Informations- und Aufklärungspflichten des Arbeitgebers zur betrieblichen Altersversorgung

von RA Christian Deutz, FA Arbeitsrecht, Aachen

| § 241 Abs. 2 BGB bestimmt, dass das Schuldverhältnis nach seinem Inhalt jeden Teil zur Rücksicht auf die Rechte, Rechtsgüter und Interessen des anderen Teils verpflichten kann.
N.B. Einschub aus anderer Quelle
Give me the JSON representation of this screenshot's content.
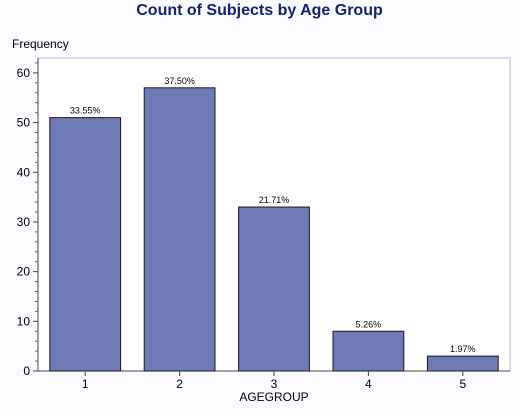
{
  "chart_data": {
    "type": "bar",
    "title": "Count of Subjects by Age Group",
    "xlabel": "AGEGROUP",
    "ylabel": "Frequency",
    "categories": [
      "1",
      "2",
      "3",
      "4",
      "5"
    ],
    "values": [
      51,
      57,
      33,
      8,
      3
    ],
    "data_labels": [
      "33.55%",
      "37.50%",
      "21.71%",
      "5.26%",
      "1.97%"
    ],
    "ylim": [
      0,
      63
    ],
    "yticks": [
      0,
      10,
      20,
      30,
      40,
      50,
      60
    ],
    "ytick_labels": [
      "0",
      "10",
      "20",
      "30",
      "40",
      "50",
      "60"
    ],
    "grid": false,
    "legend": "none",
    "colors": {
      "bar_fill": "#6e7ab5",
      "bar_stroke": "#1a1a1a",
      "title": "#112277",
      "plot_bg": "#ffffff",
      "page_bg": "#fafbfe"
    }
  }
}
Im Arbeitsrecht statuiert diese Regelung arbeitsvertragliche Nebenpflichten. |

 

Jüngst hatte sich das BAG (18.2.20, 3 AZR 206/18, Abruf-Nr. 214264) mit der Frage zu befassen, ob und inwieweit Arbeitgeber im Bereich der betrieblichen Altersversorgung (konkret beim Abschluss von Entgeltumwandlungsvereinbarungen) Informationspflichten treffen.

Sachverhalt

Die Parteien stritten darüber, ob die Arbeitgeberin dem klagenden Arbeitnehmer zum Schadenersatz verpflichtet war, weil sie ihn beim Abschluss einer Entgeltumwandlungsvereinbarung nicht über eine bevorstehende Gesetzesänderung hinsichtlich der Beitragspflicht zur gesetzlichen Kranken- und Pflegeversicherung (§ 229 Abs. 1 S. 3 SGB V) informiert hatte.

 

Rahmenvertrag zur betrieblichen Altersversorgung

Der Kläger war bei der Beklagten von 10/1983 bis 11/2014 beschäftigt. Die Beklagte schloss in 03/2003 mit einem zur Sparkassen-Finanzgruppe gehörenden Unternehmen einen Rahmenvertrag zur betrieblichen Altersversorgung ab. In 04/2003 führte der Betriebsrat der Beklagten eine Betriebsversammlung durch, auf der ein Mitarbeiter der Sparkasse als „Fachberater für betriebliche Altersversorgung“ die Arbeitnehmer der Beklagten auf deren Veranlassung hin über Fragen der Entgeltumwandlung und hiermit im Zusammenhang stehende steuerrechtliche Aspekte informierte.

 

Entgeltumwandlungsvereinbarung

Die Parteien vereinbarten in 09/2003 eine Entgeltumwandlung. Die Beklagte schloss zudem zugunsten des Klägers zum Dezember 2003 einen Rentenversicherungsvertrag mit Kapitalwahlrecht. Am 14.11.03 wurde das „Gesetz zur Modernisierung der gesetzlichen Krankenversicherung“ mit Wirkung ab dem 1.1.04 verabschiedet.

 

  • § 229 Abs. 1 S. 3 SGB V lautete sodann wie folgt:

Tritt an die Stelle der Versorgungsbezüge eine nicht regelmäßig wiederkehrende Leistung oder ist eine solche Leistung vor Eintritt des Versicherungsfalls vereinbart oder zugesagt worden, gilt ein Einhundertzwanzigstel der Leistung als monatlicher Zahlbetrag der Versorgungsbezüge, längstens jedoch für einhundertzwanzig Monate.

 

Die Vorgängerregelung enthielt noch nicht den Einschub „oder ist eine solche Leistung vor Eintritt des Versicherungsfalls vereinbart oder zugesagt worden“.

 

Sozialversicherungsbeiträge zu zahlen

Seit Dezember 2014 bezog der Kläger eine Altersrente. Er übernahm zudem die abgeschlossene Rentenversicherung und kündigte diese vorzeitig zum Januar 2015. Daraufhin wurde ihm ein Kapitalbetrag in Höhe von rund 35.000 EUR ausgezahlt. Im März 2016 forderte die Techniker Krankenkasse den bei ihr versicherten Kläger auf, Sozialversicherungsbeiträge auf die erhaltene Kapitalleistung zu zahlen. Die Krankenkasse kündigte zudem eine Beitragspflicht bis Ende Februar 2025 an.

 

Arbeitgeberin zum Schadenersatz verpflichtet?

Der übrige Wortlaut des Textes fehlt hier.